Być może jest to niewidoczne na pierwszy rzut oka, ale współczesna samochodowa żarówka halogenowa jest wykonana z bardzo dużą precyzją. Zobacz, dlaczego tańsze produkty niewiadomego pochodzenia źle współpracują z układem optycznym reflektorów i nie zapewniają bezpiecznego poziomu oświetlenia drogi przed samochodem.

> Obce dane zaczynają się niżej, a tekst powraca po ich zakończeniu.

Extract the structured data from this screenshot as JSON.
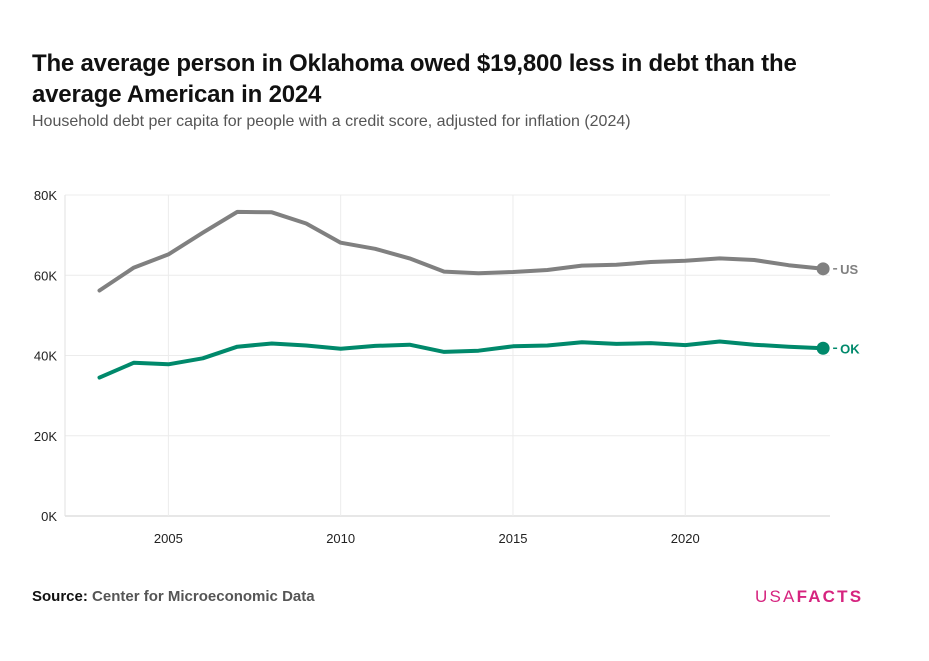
{
  "header": {
    "title": "The average person in Oklahoma owed $19,800 less in debt than the average American in 2024",
    "subtitle": "Household debt per capita for people with a credit score, adjusted for inflation (2024)"
  },
  "footer": {
    "source_label": "Source:",
    "source_value": "Center for Microeconomic Data",
    "logo_part1": "USA",
    "logo_part2": "FACTS"
  },
  "chart_data": {
    "type": "line",
    "title": "The average person in Oklahoma owed $19,800 less in debt than the average American in 2024",
    "subtitle": "Household debt per capita for people with a credit score, adjusted for inflation (2024)",
    "xlabel": "",
    "ylabel": "",
    "xlim": [
      2002,
      2024.2
    ],
    "ylim": [
      0,
      80000
    ],
    "x_ticks": [
      2005,
      2010,
      2015,
      2020
    ],
    "y_ticks": [
      0,
      20000,
      40000,
      60000,
      80000
    ],
    "y_tick_labels": [
      "0K",
      "20K",
      "40K",
      "60K",
      "80K"
    ],
    "grid": true,
    "x": [
      2003,
      2004,
      2005,
      2006,
      2007,
      2008,
      2009,
      2010,
      2011,
      2012,
      2013,
      2014,
      2015,
      2016,
      2017,
      2018,
      2019,
      2020,
      2021,
      2022,
      2023,
      2024
    ],
    "series": [
      {
        "name": "US",
        "color": "#808080",
        "values": [
          56200,
          61900,
          65200,
          70600,
          75800,
          75700,
          72900,
          68100,
          66600,
          64200,
          60900,
          60500,
          60800,
          61300,
          62400,
          62600,
          63300,
          63600,
          64200,
          63800,
          62500,
          61600
        ]
      },
      {
        "name": "OK",
        "color": "#00896b",
        "values": [
          34500,
          38200,
          37800,
          39300,
          42200,
          43000,
          42500,
          41700,
          42400,
          42700,
          40900,
          41200,
          42300,
          42500,
          43300,
          42900,
          43100,
          42600,
          43500,
          42700,
          42200,
          41800
        ]
      }
    ]
  }
}
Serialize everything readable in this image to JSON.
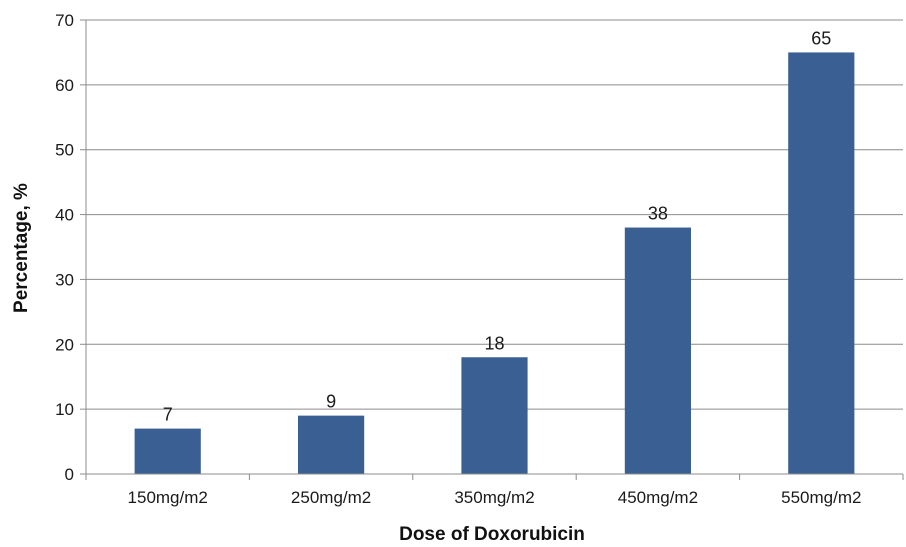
{
  "chart_data": {
    "type": "bar",
    "title": "",
    "xlabel": "Dose of Doxorubicin",
    "ylabel": "Percentage, %",
    "categories": [
      "150mg/m2",
      "250mg/m2",
      "350mg/m2",
      "450mg/m2",
      "550mg/m2"
    ],
    "values": [
      7,
      9,
      18,
      38,
      65
    ],
    "data_labels": [
      "7",
      "9",
      "18",
      "38",
      "65"
    ],
    "ylim": [
      0,
      70
    ],
    "yticks": [
      0,
      10,
      20,
      30,
      40,
      50,
      60,
      70
    ],
    "ytick_labels": [
      "0",
      "10",
      "20",
      "30",
      "40",
      "50",
      "60",
      "70"
    ],
    "grid": true,
    "legend": "none",
    "bar_color": "#3A5F92",
    "grid_color": "#8C8C8C"
  }
}
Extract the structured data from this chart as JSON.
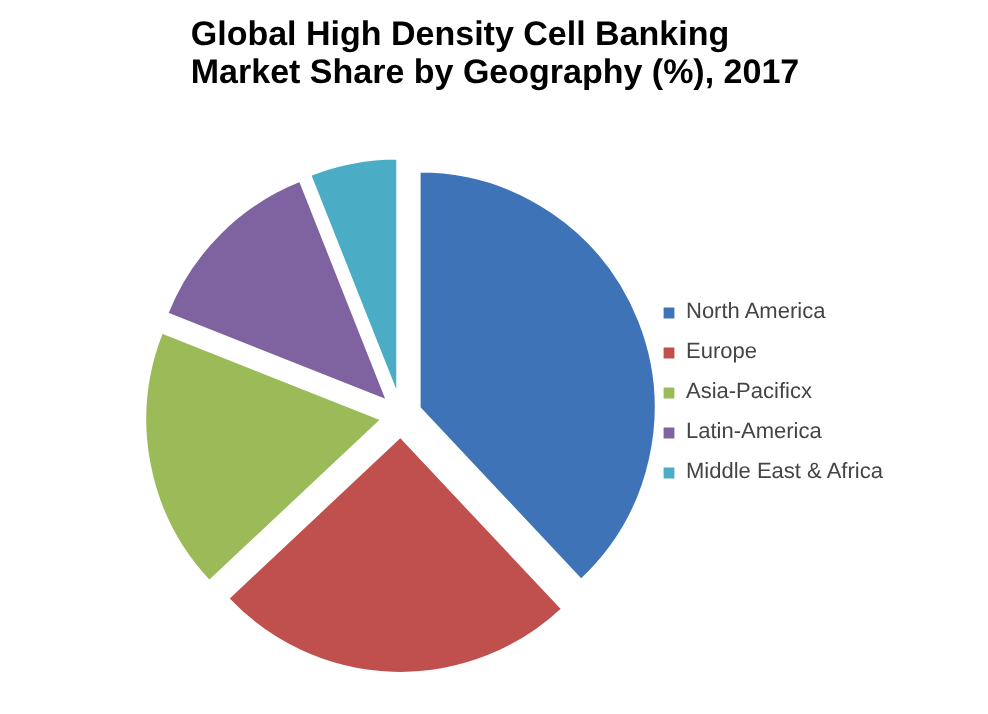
{
  "chart_data": {
    "type": "pie",
    "title": "Global High Density Cell Banking Market Share by Geography (%), 2017",
    "categories": [
      "North America",
      "Europe",
      "Asia-Pacificx",
      "Latin-America",
      "Middle East & Africa"
    ],
    "values": [
      38,
      25,
      18,
      13,
      6
    ],
    "colors": [
      "#3f73b8",
      "#c0504d",
      "#9bbb59",
      "#7f63a1",
      "#4bacc6"
    ],
    "legend": "right"
  }
}
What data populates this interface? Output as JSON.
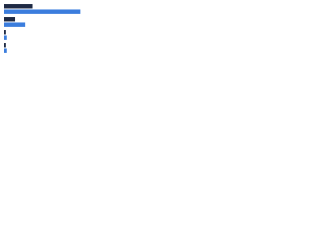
{
  "chart_data": {
    "type": "bar",
    "orientation": "horizontal",
    "categories": [
      null,
      null,
      null,
      null
    ],
    "series": [
      {
        "name": null,
        "color": "#1f2a44",
        "values": [
          31,
          12,
          2,
          2
        ]
      },
      {
        "name": null,
        "color": "#3b7ddd",
        "values": [
          83,
          23,
          3,
          3
        ]
      }
    ],
    "xlim": [
      0,
      100
    ]
  }
}
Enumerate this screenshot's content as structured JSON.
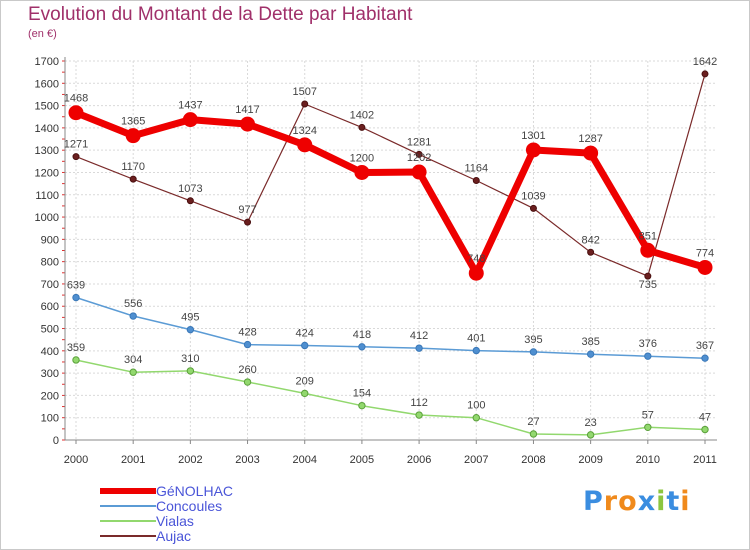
{
  "header": {
    "title": "Evolution du Montant de la Dette par Habitant",
    "subtitle": "(en €)"
  },
  "logo": {
    "text": "Proxiti",
    "letters": [
      "P",
      "r",
      "o",
      "x",
      "i",
      "t",
      "i"
    ],
    "colors": [
      "#3a8de0",
      "#f08a1c",
      "#f08a1c",
      "#3a8de0",
      "#8cc63f",
      "#3a8de0",
      "#f08a1c"
    ]
  },
  "chart_data": {
    "type": "line",
    "title": "Evolution du Montant de la Dette par Habitant",
    "subtitle": "(en €)",
    "xlabel": "",
    "ylabel": "",
    "categories": [
      "2000",
      "2001",
      "2002",
      "2003",
      "2004",
      "2005",
      "2006",
      "2007",
      "2008",
      "2009",
      "2010",
      "2011"
    ],
    "ylim": [
      0,
      1700
    ],
    "yticks": [
      0,
      100,
      200,
      300,
      400,
      500,
      600,
      700,
      800,
      900,
      1000,
      1100,
      1200,
      1300,
      1400,
      1500,
      1600,
      1700
    ],
    "grid": true,
    "legend_position": "bottom-left",
    "series": [
      {
        "name": "Aujac",
        "color": "#7a2a2a",
        "values": [
          1271,
          1170,
          1073,
          977,
          1507,
          1402,
          1281,
          1164,
          1039,
          842,
          735,
          1642
        ],
        "labels": [
          "1271",
          "1170",
          "1073",
          "977",
          "1507",
          "1402",
          "1281",
          "1164",
          "1039",
          "842",
          "735",
          "1642"
        ]
      },
      {
        "name": "Vialas",
        "color": "#92d86e",
        "values": [
          359,
          304,
          310,
          260,
          209,
          154,
          112,
          100,
          27,
          23,
          57,
          47
        ],
        "labels": [
          "359",
          "304",
          "310",
          "260",
          "209",
          "154",
          "112",
          "100",
          "27",
          "23",
          "57",
          "47"
        ]
      },
      {
        "name": "Concoules",
        "color": "#5b9bd5",
        "values": [
          639,
          556,
          495,
          428,
          424,
          418,
          412,
          401,
          395,
          385,
          376,
          367
        ],
        "labels": [
          "639",
          "556",
          "495",
          "428",
          "424",
          "418",
          "412",
          "401",
          "395",
          "385",
          "376",
          "367"
        ]
      },
      {
        "name": "GéNOLHAC",
        "color": "#ee0000",
        "values": [
          1468,
          1365,
          1437,
          1417,
          1324,
          1200,
          1202,
          748,
          1301,
          1287,
          851,
          774
        ],
        "labels": [
          "1468",
          "1365",
          "1437",
          "1417",
          "1324",
          "1200",
          "1202",
          "748",
          "1301",
          "1287",
          "851",
          "774"
        ]
      }
    ]
  },
  "legend": {
    "items": [
      {
        "label": "GéNOLHAC",
        "color": "#ee0000"
      },
      {
        "label": "Concoules",
        "color": "#5b9bd5"
      },
      {
        "label": "Vialas",
        "color": "#92d86e"
      },
      {
        "label": "Aujac",
        "color": "#7a2a2a"
      }
    ]
  }
}
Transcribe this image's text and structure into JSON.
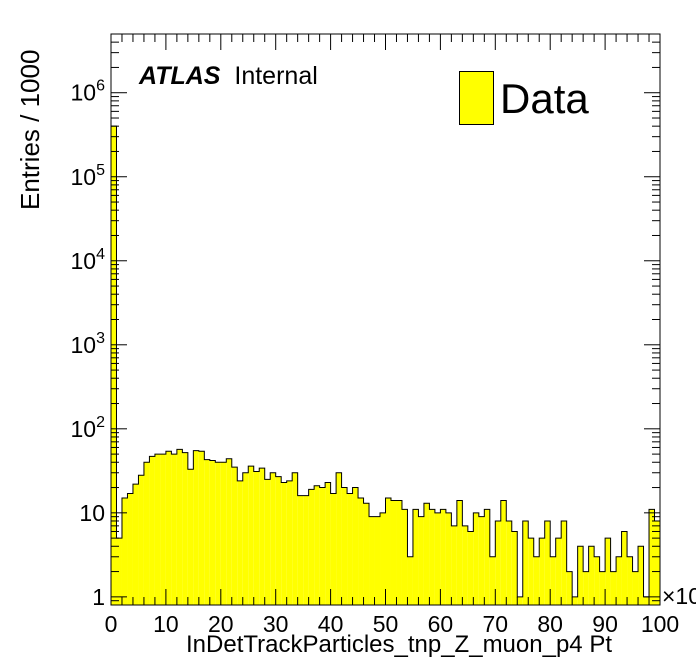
{
  "chart_data": {
    "type": "bar",
    "style": "histogram",
    "ylabel": "Entries / 1000",
    "xlabel": "InDetTrackParticles_tnp_Z_muon_p4 Pt",
    "x_multiplier": "×10",
    "y_scale": "log",
    "xlim": [
      0,
      100
    ],
    "ylim": [
      0.8,
      5000000
    ],
    "x_tick_labels": [
      "0",
      "10",
      "20",
      "30",
      "40",
      "50",
      "60",
      "70",
      "80",
      "90",
      "100"
    ],
    "y_tick_labels": [
      {
        "value": 1,
        "base": "1",
        "exp": ""
      },
      {
        "value": 10,
        "base": "10",
        "exp": ""
      },
      {
        "value": 100,
        "base": "10",
        "exp": "2"
      },
      {
        "value": 1000,
        "base": "10",
        "exp": "3"
      },
      {
        "value": 10000,
        "base": "10",
        "exp": "4"
      },
      {
        "value": 100000,
        "base": "10",
        "exp": "5"
      },
      {
        "value": 1000000,
        "base": "10",
        "exp": "6"
      }
    ],
    "bin_width": 1,
    "fill_color": "#ffff00",
    "line_color": "#000000",
    "legend": {
      "entries": [
        "Data"
      ],
      "position": "top-right"
    },
    "values": [
      400000,
      5,
      15,
      17,
      22,
      28,
      40,
      47,
      50,
      50,
      54,
      50,
      57,
      52,
      33,
      55,
      54,
      43,
      42,
      40,
      40,
      44,
      35,
      24,
      30,
      36,
      31,
      34,
      25,
      30,
      27,
      23,
      24,
      30,
      16,
      16,
      19,
      21,
      20,
      23,
      17,
      30,
      20,
      17,
      20,
      15,
      13,
      9,
      9,
      10,
      15,
      14,
      14,
      11,
      3,
      11,
      9,
      13,
      11,
      10,
      11,
      10,
      7,
      14,
      7,
      6,
      10,
      9,
      11,
      3,
      8,
      14,
      8,
      6,
      1,
      8,
      5,
      3,
      5,
      8,
      3,
      5,
      8,
      2,
      1,
      4,
      2,
      4,
      3,
      2,
      5,
      2,
      3,
      6,
      3,
      2,
      4,
      1,
      11,
      8
    ],
    "watermark": {
      "bold": "ATLAS",
      "text": "Internal"
    }
  }
}
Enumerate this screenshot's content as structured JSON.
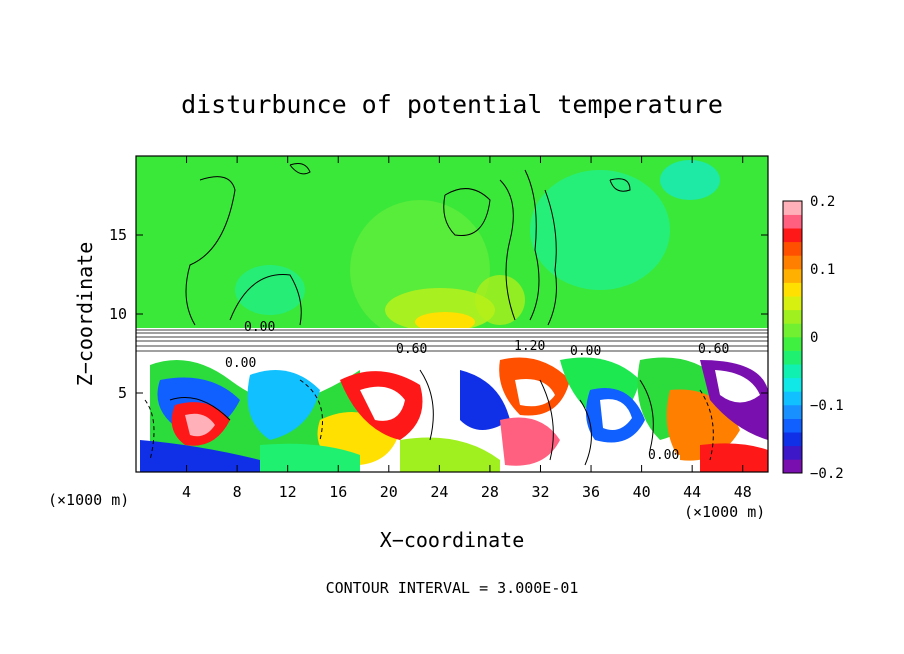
{
  "chart_data": {
    "type": "heatmap",
    "title": "disturbunce of potential temperature",
    "xlabel": "X−coordinate",
    "ylabel": "Z−coordinate",
    "x_unit_left": "(×1000 m)",
    "x_unit_right": "(×1000 m)",
    "xlim": [
      0,
      50
    ],
    "ylim": [
      0,
      20
    ],
    "xticks": [
      4,
      8,
      12,
      16,
      20,
      24,
      28,
      32,
      36,
      40,
      44,
      48
    ],
    "yticks": [
      5,
      10,
      15
    ],
    "colorbar": {
      "range": [
        -0.2,
        0.2
      ],
      "ticks": [
        0.2,
        0.1,
        0,
        -0.1,
        -0.2
      ],
      "tick_labels": [
        "0.2",
        "0.1",
        "0",
        "−0.1",
        "−0.2"
      ],
      "colors": [
        "#7a0fb0",
        "#3d18c8",
        "#1030e8",
        "#1060ff",
        "#1890ff",
        "#10c0ff",
        "#10e8e8",
        "#10f0b0",
        "#20f070",
        "#40f040",
        "#70f030",
        "#a0f020",
        "#d8f010",
        "#ffe000",
        "#ffb000",
        "#ff8000",
        "#ff5000",
        "#ff1818",
        "#ff6080",
        "#ffb0b8"
      ]
    },
    "contour_labels": [
      "0.00",
      "0.00",
      "0.60",
      "1.20",
      "0.00",
      "0.60",
      "0.00"
    ],
    "contour_interval_text": "CONTOUR INTERVAL = 3.000E-01",
    "regions": {
      "upper_layer": "weak positive (green), z > 9 km",
      "interface": "strong gradient near z ≈ 8.5–9 km",
      "lower_layer": "turbulent eddies with values −0.2 to 0.2, z < 8 km"
    }
  }
}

Zasady konstrukcji żarówek halogenowych określa norma europejska R37, w której zawarte są wartości dopuszczalnej siły strumienia świetlnego, maksymalnego poboru prądu oraz wymiary żarówki i jej bańki. Dzięki temu każda żarówka H7 spełniająca wymogi normy R37 da się zamontować bez problemu w reflektorze przeznaczonym do współpracy z żarówką H7 i powinna zapewnić odpowiednie oświetlenie auta. Jednak dzisiejsze reflektory samochodowe o gładkich szybach wymagają wysokiej precyzji umiejscowienia żarnika w żarówce. Tolerancja wynosi tu zaledwie 0,2 mm, licząc odległość od pierścienia mocującego oprawki. Tylko w tym punkcie światło emitowane przez żarnik żarówki znajdzie się w ogniskowej reflektora parabolicznego.

Kluczowa różnica

Renomowani producenci żarówek, którzy swoje produkty dostarczają na pierwszy montaż producentom samochodów – tacy jak firma Philips – nie tylko potrafią spełnić wymagania normy R37, ale mają jeszcze ściślejsze własne normy jakościowe. Jest to możliwe dzięki wysokiej precyzji procesu produkcyjnego i bardzo dokładnej kontroli jakości.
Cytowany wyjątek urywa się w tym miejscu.